Here is our Byline rundown for today (full audio available below):
At the top – U.S. Senator Rand Paul says the restoration of voting rights for felons dwarfs all other election-related issues and is a major factor in the disenfranchisement of black male voters. Paul’s remarks came at a forum this week with African American citizens in west Louisville, and today on Byline we discuss the reaction to them with Joe Sonka from LEO Weekly and WFPL Political Editor Phillip M. Bailey.
7:40 - A western Kentucky lawmaker who resigned last week still faces the possibility of censure from his colleagues if allegations that he sexually harassed legislative staffers are proven. An investigative committee pressed ahead this week with an investigation into the conduct of former Democratic state Rep. John Arnold of Sturgis, who announced his resignation in a letter to Gov.
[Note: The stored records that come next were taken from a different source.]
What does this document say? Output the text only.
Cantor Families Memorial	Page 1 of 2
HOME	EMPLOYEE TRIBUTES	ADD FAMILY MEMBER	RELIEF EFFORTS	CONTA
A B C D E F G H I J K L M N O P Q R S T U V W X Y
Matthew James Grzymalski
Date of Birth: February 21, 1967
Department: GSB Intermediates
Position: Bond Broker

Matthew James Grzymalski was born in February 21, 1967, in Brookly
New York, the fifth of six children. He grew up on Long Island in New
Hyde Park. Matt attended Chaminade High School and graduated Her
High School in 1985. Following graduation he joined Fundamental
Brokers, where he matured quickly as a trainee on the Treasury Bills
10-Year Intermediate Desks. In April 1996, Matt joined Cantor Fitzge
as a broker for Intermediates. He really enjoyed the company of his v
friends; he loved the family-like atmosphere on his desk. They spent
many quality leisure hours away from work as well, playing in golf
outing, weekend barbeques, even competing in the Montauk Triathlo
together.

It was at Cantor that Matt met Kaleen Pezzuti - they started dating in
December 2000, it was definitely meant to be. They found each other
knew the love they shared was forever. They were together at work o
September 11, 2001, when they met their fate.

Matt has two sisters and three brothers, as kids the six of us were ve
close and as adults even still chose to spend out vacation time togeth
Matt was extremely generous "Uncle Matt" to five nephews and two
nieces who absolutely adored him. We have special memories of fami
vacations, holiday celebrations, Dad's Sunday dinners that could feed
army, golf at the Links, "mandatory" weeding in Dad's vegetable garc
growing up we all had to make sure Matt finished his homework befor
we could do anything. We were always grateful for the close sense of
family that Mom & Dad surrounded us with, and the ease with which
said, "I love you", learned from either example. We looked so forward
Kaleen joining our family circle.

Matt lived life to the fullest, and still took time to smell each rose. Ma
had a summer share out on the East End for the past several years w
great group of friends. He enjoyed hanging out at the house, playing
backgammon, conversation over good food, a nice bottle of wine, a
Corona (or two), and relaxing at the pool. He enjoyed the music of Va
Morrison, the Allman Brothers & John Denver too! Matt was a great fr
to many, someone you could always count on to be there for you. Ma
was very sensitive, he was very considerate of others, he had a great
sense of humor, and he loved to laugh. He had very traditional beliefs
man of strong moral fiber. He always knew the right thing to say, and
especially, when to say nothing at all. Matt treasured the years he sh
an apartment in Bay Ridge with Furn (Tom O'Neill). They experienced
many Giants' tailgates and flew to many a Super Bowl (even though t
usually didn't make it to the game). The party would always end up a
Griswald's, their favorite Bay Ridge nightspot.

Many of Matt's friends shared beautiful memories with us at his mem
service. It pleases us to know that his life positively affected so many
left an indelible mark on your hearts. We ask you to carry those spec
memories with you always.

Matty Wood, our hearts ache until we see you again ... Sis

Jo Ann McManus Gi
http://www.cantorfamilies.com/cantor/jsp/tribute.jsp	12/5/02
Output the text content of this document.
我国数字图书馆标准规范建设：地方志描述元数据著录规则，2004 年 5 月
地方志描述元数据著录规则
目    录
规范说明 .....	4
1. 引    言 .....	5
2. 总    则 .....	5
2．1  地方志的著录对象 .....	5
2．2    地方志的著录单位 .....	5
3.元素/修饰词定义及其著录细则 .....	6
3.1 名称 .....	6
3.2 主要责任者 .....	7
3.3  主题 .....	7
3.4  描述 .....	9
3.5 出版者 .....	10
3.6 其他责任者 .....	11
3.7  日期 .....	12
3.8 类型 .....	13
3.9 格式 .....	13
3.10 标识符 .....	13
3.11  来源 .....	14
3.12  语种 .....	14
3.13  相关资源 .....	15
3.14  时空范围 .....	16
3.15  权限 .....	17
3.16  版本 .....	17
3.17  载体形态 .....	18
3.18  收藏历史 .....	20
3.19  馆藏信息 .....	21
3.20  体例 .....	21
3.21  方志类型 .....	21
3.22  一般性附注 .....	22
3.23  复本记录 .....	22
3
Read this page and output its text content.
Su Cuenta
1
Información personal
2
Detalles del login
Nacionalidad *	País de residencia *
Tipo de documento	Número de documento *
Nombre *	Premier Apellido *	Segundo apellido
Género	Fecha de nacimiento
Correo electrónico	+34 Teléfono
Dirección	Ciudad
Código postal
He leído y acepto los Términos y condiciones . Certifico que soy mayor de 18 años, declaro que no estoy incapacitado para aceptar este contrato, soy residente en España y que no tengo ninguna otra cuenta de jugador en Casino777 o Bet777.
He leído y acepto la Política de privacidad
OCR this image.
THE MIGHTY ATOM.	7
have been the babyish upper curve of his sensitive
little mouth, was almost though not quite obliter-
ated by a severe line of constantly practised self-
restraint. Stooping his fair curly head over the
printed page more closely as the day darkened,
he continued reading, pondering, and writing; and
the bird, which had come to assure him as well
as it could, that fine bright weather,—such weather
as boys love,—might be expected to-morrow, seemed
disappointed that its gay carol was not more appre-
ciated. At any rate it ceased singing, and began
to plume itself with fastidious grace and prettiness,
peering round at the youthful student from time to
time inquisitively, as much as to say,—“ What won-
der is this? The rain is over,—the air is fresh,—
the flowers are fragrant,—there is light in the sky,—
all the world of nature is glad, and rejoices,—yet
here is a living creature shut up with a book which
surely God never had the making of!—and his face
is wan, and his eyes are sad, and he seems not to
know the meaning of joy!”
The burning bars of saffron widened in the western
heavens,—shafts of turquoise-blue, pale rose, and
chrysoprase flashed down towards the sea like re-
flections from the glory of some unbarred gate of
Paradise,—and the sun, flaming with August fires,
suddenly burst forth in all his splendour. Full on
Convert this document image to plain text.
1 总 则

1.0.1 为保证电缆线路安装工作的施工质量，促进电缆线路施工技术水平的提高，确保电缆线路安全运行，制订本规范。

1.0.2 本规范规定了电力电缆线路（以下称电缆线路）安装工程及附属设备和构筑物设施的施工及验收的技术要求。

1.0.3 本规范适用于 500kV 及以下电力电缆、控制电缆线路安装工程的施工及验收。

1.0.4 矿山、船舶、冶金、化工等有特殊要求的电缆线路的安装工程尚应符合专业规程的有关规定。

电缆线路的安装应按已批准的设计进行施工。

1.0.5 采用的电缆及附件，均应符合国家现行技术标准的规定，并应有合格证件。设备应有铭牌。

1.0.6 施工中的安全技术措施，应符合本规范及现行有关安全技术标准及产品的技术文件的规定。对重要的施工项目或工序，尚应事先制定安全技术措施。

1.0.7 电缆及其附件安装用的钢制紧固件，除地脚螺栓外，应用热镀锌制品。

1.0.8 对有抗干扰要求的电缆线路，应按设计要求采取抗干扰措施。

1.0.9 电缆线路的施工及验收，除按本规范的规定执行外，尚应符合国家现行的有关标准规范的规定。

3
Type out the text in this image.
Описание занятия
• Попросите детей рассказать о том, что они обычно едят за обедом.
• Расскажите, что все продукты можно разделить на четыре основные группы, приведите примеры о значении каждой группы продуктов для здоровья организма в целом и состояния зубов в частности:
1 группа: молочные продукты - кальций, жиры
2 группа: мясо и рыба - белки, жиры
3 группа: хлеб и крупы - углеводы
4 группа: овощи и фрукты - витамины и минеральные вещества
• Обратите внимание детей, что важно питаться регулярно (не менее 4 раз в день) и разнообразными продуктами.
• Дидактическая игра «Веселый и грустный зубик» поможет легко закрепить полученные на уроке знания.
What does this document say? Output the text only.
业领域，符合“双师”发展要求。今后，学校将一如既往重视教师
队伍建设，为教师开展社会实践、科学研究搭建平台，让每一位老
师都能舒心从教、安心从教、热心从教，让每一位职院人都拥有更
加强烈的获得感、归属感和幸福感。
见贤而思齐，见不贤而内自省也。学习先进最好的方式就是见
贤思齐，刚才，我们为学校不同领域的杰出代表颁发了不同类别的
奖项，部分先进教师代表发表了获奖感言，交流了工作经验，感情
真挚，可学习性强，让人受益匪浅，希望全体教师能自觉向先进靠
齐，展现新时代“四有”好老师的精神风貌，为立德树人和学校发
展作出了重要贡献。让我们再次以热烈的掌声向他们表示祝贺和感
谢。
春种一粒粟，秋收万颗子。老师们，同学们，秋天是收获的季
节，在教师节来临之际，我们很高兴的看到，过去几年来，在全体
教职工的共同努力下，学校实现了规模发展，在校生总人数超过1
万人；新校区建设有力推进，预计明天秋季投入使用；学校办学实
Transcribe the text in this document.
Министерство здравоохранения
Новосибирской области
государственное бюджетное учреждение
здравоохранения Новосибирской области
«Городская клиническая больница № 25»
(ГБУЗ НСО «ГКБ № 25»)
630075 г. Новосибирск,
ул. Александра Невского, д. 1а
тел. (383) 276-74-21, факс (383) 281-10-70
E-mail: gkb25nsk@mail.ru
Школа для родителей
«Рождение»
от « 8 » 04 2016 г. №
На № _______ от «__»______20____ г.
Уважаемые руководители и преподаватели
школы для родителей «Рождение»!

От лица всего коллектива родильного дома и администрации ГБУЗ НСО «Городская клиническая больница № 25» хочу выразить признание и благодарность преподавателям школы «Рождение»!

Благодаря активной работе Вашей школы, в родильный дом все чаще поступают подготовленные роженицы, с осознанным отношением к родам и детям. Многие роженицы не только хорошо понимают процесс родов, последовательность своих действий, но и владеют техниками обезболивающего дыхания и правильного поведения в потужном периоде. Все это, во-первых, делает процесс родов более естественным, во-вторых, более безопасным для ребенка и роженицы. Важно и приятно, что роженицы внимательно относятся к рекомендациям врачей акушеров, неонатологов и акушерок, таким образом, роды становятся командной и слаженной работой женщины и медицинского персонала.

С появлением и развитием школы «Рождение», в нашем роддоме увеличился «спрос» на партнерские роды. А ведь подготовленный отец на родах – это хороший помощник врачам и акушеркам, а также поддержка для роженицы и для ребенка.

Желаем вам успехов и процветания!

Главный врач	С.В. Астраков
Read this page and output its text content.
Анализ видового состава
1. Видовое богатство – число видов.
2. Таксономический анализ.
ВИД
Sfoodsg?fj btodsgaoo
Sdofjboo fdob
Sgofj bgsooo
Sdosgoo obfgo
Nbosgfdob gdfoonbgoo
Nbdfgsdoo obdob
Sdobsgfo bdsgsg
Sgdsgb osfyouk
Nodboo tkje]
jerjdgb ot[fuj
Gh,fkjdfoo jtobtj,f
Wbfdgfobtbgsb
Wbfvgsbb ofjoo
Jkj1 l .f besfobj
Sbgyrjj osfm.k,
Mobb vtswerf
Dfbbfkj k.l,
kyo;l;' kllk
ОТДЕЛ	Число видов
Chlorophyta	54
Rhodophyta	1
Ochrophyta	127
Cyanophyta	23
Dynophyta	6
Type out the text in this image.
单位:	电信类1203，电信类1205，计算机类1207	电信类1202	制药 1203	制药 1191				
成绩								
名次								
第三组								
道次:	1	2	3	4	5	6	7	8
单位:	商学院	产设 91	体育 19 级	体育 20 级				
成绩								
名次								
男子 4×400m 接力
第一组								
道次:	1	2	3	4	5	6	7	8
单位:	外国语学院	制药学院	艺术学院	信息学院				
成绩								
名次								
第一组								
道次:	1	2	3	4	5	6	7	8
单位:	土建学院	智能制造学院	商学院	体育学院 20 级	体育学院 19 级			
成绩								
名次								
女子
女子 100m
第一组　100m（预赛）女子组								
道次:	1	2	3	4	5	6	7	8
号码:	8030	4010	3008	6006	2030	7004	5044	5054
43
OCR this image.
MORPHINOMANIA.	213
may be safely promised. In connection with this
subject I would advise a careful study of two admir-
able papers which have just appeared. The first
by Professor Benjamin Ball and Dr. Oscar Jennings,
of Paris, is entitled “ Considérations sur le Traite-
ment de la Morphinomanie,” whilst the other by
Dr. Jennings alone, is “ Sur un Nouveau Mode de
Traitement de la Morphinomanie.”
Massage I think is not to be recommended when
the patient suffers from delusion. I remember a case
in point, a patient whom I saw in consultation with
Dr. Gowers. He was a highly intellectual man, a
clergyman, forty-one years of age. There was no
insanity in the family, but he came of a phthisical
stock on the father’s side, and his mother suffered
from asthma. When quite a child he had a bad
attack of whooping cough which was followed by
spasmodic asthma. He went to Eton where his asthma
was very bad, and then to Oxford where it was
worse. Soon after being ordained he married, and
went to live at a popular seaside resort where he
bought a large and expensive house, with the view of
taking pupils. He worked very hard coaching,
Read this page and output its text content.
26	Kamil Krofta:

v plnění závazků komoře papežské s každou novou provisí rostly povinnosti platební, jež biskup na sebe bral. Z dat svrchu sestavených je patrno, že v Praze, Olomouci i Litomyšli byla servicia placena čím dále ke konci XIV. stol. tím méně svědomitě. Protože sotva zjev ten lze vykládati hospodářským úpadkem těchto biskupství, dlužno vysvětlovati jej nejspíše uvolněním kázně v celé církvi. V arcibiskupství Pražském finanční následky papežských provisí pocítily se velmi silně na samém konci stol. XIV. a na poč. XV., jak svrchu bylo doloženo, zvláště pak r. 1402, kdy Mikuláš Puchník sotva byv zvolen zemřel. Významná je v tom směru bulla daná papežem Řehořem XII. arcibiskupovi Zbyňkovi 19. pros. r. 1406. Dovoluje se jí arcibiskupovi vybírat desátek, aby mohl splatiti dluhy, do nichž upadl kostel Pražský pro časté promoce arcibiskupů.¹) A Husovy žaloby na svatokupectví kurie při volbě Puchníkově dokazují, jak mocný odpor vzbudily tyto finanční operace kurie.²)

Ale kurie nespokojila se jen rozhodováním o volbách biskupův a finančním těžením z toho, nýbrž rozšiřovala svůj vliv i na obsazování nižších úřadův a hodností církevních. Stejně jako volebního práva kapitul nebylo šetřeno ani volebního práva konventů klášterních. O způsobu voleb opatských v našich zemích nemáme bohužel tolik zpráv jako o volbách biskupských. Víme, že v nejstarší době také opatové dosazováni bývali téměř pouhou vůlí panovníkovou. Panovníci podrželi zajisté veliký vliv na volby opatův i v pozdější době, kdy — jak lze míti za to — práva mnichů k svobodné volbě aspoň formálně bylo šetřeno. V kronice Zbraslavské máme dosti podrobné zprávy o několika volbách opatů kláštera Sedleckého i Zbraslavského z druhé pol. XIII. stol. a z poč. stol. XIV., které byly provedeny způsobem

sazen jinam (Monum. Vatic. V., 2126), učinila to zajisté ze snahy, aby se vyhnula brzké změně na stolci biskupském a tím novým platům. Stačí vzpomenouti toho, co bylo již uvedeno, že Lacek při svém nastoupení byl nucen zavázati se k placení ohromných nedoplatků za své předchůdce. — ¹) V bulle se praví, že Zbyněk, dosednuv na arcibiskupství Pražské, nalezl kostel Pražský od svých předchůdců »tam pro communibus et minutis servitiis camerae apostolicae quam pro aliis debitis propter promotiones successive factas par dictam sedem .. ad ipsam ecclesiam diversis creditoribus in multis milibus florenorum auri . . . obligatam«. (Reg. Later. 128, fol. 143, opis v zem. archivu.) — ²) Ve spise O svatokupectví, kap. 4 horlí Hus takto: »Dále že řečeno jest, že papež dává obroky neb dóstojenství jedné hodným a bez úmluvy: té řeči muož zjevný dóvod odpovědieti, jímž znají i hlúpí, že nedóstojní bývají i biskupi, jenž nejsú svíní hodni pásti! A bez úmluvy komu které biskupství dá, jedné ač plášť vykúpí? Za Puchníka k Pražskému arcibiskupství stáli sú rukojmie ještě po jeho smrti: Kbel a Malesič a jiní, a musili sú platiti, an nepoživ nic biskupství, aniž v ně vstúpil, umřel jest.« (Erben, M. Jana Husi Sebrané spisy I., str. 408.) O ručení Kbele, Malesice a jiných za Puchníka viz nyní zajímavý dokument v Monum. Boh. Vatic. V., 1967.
Steve Beshear last week. We speak with reporter Jonathan Meador about the latest.
12:00 – For the first time, Louisville’s Pecha Kucha hosted its event with a theme: education. As part of The Next Louisville education project, WFPL helped curate the event which was held outside city hall. The event is meant to share ideas and concepts. The ideas ranged from how we keep, store and retain memory, to using vacant properties for homework parks, and how education should focus more on real world learning. Our education reporter Devin Katayama gives an overview and shares some of the specific ideas.
19:10 – WFPL environment reporter Erica Peterson tells us about Governor Steve Beshear’s remarks this week on global warming and the coal industry, part of his keynote address at this year’s Governor’s Conference for Energy and the Environment. She also talks about a second EPA audit, released this week, that is highly critical of the Louisville Air Pollution Control District’ air monitoring procedures.
24:05 – This coming December 6 will mark the 20th anniversary of the murder of Mary Byron, a Louisville woman shot to death by her former boyfriend on her 21st birthday, outside Mall St. Matthews, where she worked in a hair salon. Byron did not know that Donovan Harris had posted bail and was released from the Jefferson County Jail. He had earlier been arrested for stalking and assaulting Mary. The crime led Mary’s family and others to push for the creation of a notification system under which victims are contacted when their perpetrators are released from jail. It’s called the VINE system and is now used in almost every U.S. state. Mary’s mother, Pat Byron, also established an organization that helps various groups battle domestic violence in their communities. WFPL’s Rick Howlett speaks with Pat Byron about her work.
29:45 – From Brown to Meredith: The Long History of School Desegregation in Louisville, Kentucky, 1954 to 2007“is a new book that chronicles historical efforts to integrate our city’s school system. Author Tracy K’Meyer, Chair of the History Department and co-director of the Oral History Center at the University of Louisville, speaks with WFPL’s Jonathan Bastian about the book and her research.
36:25 – WFPL’s arts and humanities reporter Erin Keane runs through a short list of noteworthy events happening locally this weekend, and then sits down to speak with soprano Emily Albrink, who performs the role of Musetta in Kentucky Opera’s production of La Boheme, which opens tonight.